24. S’agissant de la seconde période de détention incriminée, à savoir du 9 au 17 février 2001, la Cour ne s’estime pas appelée à se prononcer sur la nature juridique de la suspension provisoire de l’ordre d’expulsion par le Conseil d’Etat. Il n’en demeure pas moins que le Gouvernement n’a invoqué aucune disposition précise indiquant si – et, dans l’affirmative, à quelles conditions – la détention d’une personne bénéficiant d’une suspension provisoire d’un ordre d’expulsion pouvait avoir lieu. Elle en déduit que la législation grecque ne satisfaisait pas au critère de « prévisibilité » d’une « loi » aux fins de l’article 5 § 1. Enfin, la Cour ne perd pas de vue que nul n’avait prétendu que le requérant, inculpé du chef de vente de faux CD, représentait un danger pour l’ordre public.

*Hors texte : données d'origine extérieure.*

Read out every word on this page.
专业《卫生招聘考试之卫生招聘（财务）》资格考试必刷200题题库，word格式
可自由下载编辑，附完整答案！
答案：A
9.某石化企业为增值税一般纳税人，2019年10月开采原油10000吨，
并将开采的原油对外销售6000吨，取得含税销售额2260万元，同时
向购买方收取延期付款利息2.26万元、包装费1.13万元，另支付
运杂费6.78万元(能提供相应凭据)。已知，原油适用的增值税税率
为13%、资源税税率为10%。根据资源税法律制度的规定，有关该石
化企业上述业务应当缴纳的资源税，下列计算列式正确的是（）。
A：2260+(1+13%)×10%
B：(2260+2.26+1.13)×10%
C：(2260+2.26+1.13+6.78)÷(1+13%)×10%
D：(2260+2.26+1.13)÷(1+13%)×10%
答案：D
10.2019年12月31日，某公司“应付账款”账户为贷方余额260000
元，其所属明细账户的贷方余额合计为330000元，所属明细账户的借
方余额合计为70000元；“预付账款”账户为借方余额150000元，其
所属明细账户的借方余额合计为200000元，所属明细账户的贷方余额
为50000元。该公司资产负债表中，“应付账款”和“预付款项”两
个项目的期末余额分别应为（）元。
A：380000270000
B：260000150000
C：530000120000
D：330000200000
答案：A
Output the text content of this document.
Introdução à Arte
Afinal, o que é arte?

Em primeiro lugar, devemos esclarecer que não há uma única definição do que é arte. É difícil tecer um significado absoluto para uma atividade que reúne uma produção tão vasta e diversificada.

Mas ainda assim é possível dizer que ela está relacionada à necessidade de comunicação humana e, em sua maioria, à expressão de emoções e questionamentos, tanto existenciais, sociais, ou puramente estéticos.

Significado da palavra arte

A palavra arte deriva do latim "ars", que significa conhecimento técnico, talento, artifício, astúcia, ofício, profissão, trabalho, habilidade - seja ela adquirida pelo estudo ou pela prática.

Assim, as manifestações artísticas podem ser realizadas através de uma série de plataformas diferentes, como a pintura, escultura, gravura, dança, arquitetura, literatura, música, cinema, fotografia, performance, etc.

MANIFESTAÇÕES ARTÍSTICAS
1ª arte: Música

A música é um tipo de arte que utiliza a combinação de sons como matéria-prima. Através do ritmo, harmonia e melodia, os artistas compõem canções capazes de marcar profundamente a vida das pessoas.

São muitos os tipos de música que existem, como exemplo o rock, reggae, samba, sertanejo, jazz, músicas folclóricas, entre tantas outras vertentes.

25. Dans ces conditions, la Cour estime qu’il y a eu en l’espèce violation de l’article 5 § 1 f) de la Convention.
II. SUR L’APPLICATION DE L’ARTICLE 41 DE LA CONVENTION
26. Aux termes de l’article 41 de la Convention,
« Si la Cour déclare qu’il y a eu violation de la Convention ou de ses Protocoles, et si le droit interne de la Haute Partie contractante ne permet d’effacer qu’imparfaitement les conséquences de cette violation, la Cour accorde à la partie lésée, s’il y a lieu, une satisfaction équitable. »
A. Dommage
27. Le requérant ne présente pas de demande au titre du dommage matériel et moral. Il affirme qu’il se réserve le droit de demander réparation pour sa détention illicite devant les instances nationales compétentes.
28. Partant, la Cour estime qu’il n’y a pas lieu de lui octroyer de somme à ce titre.
B. Frais et dépens
29. Le requérant réclame 6 000 euros (EUR) au titre des frais et dépens encourus devant la Cour. Il ne produit aucune facture ou note d’honoraires.

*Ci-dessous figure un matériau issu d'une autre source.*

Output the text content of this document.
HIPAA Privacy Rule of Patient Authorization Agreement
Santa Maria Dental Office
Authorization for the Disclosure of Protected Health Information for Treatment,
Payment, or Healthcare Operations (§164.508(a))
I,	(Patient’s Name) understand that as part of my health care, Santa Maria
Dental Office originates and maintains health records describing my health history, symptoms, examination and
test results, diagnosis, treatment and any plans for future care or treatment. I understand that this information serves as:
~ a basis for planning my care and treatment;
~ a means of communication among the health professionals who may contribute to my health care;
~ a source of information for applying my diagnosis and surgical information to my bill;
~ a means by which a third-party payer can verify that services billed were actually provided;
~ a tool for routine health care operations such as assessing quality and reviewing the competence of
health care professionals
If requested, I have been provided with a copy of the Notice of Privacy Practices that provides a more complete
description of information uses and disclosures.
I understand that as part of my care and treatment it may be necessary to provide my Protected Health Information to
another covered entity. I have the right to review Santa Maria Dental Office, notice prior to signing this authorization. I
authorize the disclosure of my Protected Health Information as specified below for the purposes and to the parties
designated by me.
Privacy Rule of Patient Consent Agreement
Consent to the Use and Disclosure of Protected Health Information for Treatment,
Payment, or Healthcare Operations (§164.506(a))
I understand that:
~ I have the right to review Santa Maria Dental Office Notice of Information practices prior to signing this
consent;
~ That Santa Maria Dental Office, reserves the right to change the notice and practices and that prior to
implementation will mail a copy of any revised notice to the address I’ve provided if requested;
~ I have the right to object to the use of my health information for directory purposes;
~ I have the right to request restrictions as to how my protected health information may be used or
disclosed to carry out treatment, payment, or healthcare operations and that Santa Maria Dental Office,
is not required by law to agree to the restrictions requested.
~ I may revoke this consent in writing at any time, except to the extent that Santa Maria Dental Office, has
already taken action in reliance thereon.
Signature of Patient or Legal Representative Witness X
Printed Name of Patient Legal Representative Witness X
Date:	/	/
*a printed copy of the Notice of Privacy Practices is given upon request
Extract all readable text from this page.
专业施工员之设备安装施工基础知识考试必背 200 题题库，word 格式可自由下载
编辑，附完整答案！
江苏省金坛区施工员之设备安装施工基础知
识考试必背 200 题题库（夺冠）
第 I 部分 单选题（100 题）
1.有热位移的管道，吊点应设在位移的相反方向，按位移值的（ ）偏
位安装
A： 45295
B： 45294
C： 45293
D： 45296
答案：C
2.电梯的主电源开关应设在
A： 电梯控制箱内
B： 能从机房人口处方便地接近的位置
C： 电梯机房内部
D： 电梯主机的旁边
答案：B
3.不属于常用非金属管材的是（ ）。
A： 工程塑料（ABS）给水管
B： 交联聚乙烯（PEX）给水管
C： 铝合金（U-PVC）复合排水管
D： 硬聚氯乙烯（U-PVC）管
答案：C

30. Le Gouvernement affirme que la demande du requérant n’est pas justifiée. Selon lui, la somme allouée au titre des frais et dépens ne saurait dépasser 500 EUR.
31. Selon la jurisprudence constante de la Cour, l’allocation de frais et dépens au titre de l’article 41 présuppose que se trouvent établis leur réalité, leur nécessité et, de plus, le caractère raisonnable de leur taux (Iatridis c. Grèce (satisfaction équitable) [GC], no 31107/96, § 54, CEDH 2000-XI).
32. La Cour observe que les prétentions du requérant au titre des frais et dépens ne sont pas accompagnées des justificatifs nécessaires. Il convient donc d’écarter sa demande.
PAR CES MOTIFS, LA COUR, À L’UNANIMITÉ,
1. Dit qu’il y a eu violation de l’article 5 § 1 f) de la Convention ;
2. Rejette la demande de satisfaction équitable au titre des frais et dépens.
Fait en français, puis communiqué par écrit le 27 avril 2006 en application de l’article 77 §§ 2 et 3 du règlement.